“She’s been favoring her back leg the past week,” Lila said. “And her coat’s looking duller than usual.”
I gave a short nod. “We’ll take a look.”
I crouched beside Lucinda, murmuring low while I reached for my kit. Gideon moved in beside her without needing to be told, one hand on her collar, the other soothing along her flank.
Lucinda huffed.
But she didn’t bolt.
Gideon didn’t grip or restrain—hegrounded. A quiet presence. The kind animals seemed to understand better than people did.
I worked while he kept Lucinda calm, and it struck me—not just the steadiness of his hands, but the calm in his posture. His quiet wasn’t empty; it was something the goat could settle into.
Lila stood outside the enclosure, arms folded, watching us work. Her gaze kept drifting to Gideon, and when I stepped back at last, brushing off my palms, she tipped her chin toward him.
“Not bad,” she muttered. “If you ever need work, I’ll steal you from the clinic.”
He looked over at her and answered, “I’ll keep that in mind.”
While I packed up my kit, Lila disappeared into the barn with a muttered, “Hold on.” By the time we’d closed the gate behind us and started toward the truck, she reappeared from the farmhouse, a small jar in hand.
She stopped in front of Gideon and pressed it into his palm—wrapped in gingham cloth and tied with twine.
He blinked at it.
“Apple butter,” she said. “Don’t let it go to waste.”

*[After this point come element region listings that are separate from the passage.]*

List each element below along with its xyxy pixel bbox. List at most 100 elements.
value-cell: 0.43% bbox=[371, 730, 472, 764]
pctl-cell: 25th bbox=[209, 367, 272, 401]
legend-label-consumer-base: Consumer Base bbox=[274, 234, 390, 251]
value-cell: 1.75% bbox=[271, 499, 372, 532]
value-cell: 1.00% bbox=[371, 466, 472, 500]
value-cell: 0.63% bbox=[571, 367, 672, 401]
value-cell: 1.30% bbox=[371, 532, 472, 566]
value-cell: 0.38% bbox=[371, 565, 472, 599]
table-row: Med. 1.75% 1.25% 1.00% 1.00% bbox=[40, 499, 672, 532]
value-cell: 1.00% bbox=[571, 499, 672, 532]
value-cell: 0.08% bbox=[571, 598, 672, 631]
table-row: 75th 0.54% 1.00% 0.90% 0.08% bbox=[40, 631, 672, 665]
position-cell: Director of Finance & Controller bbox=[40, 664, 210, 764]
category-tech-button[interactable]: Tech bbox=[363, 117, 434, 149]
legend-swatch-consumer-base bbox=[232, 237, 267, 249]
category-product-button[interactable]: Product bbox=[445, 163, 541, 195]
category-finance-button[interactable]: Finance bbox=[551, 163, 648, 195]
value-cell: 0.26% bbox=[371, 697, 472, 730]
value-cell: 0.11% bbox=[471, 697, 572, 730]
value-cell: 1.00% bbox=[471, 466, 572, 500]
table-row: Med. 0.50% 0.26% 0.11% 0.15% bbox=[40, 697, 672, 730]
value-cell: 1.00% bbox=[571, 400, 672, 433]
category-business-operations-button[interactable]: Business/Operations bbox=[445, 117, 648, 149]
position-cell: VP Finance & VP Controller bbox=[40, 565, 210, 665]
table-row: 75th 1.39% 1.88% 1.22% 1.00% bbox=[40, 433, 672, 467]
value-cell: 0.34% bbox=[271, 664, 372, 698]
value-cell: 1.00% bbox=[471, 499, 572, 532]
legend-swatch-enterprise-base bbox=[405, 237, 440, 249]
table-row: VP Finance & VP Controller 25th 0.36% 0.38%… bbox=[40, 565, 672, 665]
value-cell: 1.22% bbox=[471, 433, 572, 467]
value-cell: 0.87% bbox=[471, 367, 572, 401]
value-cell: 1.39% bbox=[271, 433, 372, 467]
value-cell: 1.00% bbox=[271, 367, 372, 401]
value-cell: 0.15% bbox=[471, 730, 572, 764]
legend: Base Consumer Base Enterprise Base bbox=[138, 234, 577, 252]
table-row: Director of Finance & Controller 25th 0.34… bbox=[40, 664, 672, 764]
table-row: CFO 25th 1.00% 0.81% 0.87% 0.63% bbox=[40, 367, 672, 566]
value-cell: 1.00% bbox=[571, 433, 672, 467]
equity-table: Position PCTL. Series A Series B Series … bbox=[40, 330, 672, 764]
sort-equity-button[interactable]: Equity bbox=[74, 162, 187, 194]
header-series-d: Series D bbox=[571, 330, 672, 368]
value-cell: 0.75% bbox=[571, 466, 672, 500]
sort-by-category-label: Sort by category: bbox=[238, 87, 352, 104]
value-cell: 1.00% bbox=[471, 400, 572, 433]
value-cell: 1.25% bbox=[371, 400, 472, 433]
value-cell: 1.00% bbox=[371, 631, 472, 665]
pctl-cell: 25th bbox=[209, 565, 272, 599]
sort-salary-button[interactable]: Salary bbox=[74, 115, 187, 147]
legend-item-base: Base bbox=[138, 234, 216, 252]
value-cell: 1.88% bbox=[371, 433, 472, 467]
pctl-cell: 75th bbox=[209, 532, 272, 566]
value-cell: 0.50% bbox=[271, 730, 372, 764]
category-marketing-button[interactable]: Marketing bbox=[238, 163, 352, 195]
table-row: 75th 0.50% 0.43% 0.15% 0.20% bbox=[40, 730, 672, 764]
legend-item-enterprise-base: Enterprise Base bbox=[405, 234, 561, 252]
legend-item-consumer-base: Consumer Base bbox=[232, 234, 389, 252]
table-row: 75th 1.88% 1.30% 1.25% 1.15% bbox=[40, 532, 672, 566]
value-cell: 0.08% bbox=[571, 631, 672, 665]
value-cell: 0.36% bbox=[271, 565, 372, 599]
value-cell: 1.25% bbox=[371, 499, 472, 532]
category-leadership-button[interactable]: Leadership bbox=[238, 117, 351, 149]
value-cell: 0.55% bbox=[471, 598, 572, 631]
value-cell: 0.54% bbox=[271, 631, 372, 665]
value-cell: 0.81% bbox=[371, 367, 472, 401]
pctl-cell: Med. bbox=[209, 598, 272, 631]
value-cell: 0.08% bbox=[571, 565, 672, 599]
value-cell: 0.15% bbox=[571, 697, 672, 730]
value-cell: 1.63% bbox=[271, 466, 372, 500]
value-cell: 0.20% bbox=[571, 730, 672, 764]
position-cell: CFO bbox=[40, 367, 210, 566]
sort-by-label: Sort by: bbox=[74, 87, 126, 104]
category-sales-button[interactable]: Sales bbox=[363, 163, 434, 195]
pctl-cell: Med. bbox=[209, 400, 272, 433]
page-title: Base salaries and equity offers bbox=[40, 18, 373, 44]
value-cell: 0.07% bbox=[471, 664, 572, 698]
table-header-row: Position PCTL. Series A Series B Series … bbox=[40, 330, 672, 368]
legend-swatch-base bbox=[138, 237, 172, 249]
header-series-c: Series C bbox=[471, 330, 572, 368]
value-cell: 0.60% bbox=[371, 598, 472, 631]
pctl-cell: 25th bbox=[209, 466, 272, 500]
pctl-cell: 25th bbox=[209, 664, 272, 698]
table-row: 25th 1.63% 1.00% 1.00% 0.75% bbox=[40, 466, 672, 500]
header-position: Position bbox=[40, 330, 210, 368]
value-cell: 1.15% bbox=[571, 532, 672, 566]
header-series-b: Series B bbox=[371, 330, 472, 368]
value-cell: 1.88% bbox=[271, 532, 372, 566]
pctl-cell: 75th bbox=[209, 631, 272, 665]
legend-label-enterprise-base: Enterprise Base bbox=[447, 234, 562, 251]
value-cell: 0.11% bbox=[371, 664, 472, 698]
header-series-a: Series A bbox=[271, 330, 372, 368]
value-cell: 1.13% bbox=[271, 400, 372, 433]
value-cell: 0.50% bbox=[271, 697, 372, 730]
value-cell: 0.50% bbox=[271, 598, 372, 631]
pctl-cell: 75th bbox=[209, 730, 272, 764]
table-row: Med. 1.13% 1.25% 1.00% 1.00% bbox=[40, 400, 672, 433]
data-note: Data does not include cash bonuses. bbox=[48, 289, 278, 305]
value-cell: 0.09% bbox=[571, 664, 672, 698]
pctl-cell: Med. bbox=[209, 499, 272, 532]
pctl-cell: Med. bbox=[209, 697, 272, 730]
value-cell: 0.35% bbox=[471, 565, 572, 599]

He nodded, murmured his thanks, and climbed into the passenger seat. I started the engine, gave Lila a quick wave, and eased us back onto the gravel drive.
“She doesn’t even give me a bottle of water,” I said once we’d rounded the bend.
Gideon’s mouth curved, slow and deliberate. “Maybe you’re not charming enough.”
I snorted. “I definitely am.”
He didn’t argue.
The gravel faded back to asphalt, and we fell into a silence that felt… easy. Not awkward, not tense. Just quiet. The kind of quiet that let the landscape fill in the spaces.
Fields slid by, green and gold and soft with wind. A few cows lifted their heads as we passed, as if mildly curious. A hawk circled overhead, its wings wide and slow in the sky.
Gideon still had the jar of apple butter in his lap, fingers curled loosely around it like he didn’t quite know what to do with it—but wasn’t ready to let it go, either.
I found myself glancing over before I meant to.
“You were good with her,” I said, my voice coming out lower than I wanted. Almost like I’d thought it instead of said it.
His gaze slid my way. “Who? The goat or Lila?”
I huffed a laugh, shaking my head. “Both.”
“Then I’ll take that as a win,” he said, a small smile tugging at his mouth before he turned back to the window.
Sunlight pooled across his profile, tracing the clean line of his jaw, catching on the dark stubble there. His mouth rested in that half-settled place between guarded and… something else. Something warmer, if he ever let it through.
That laugh of his from earlier still echoed in the back of my mind, curling around me in a way I couldn’t shake. I told myself I was just noticing. You can’t work around someone for a week without picking up details. But the truth was, it lodged deeper than that—right under the breastbone, like the start of a bruise. Unfamiliar, unwelcome, and yet I didn’t want to push it away.
I gripped the wheel tighter and fixed my eyes on the road. Safer there. Out of the corner of my vision, he was a solid presence beside me, filling the cab in a way that felt too big for the space.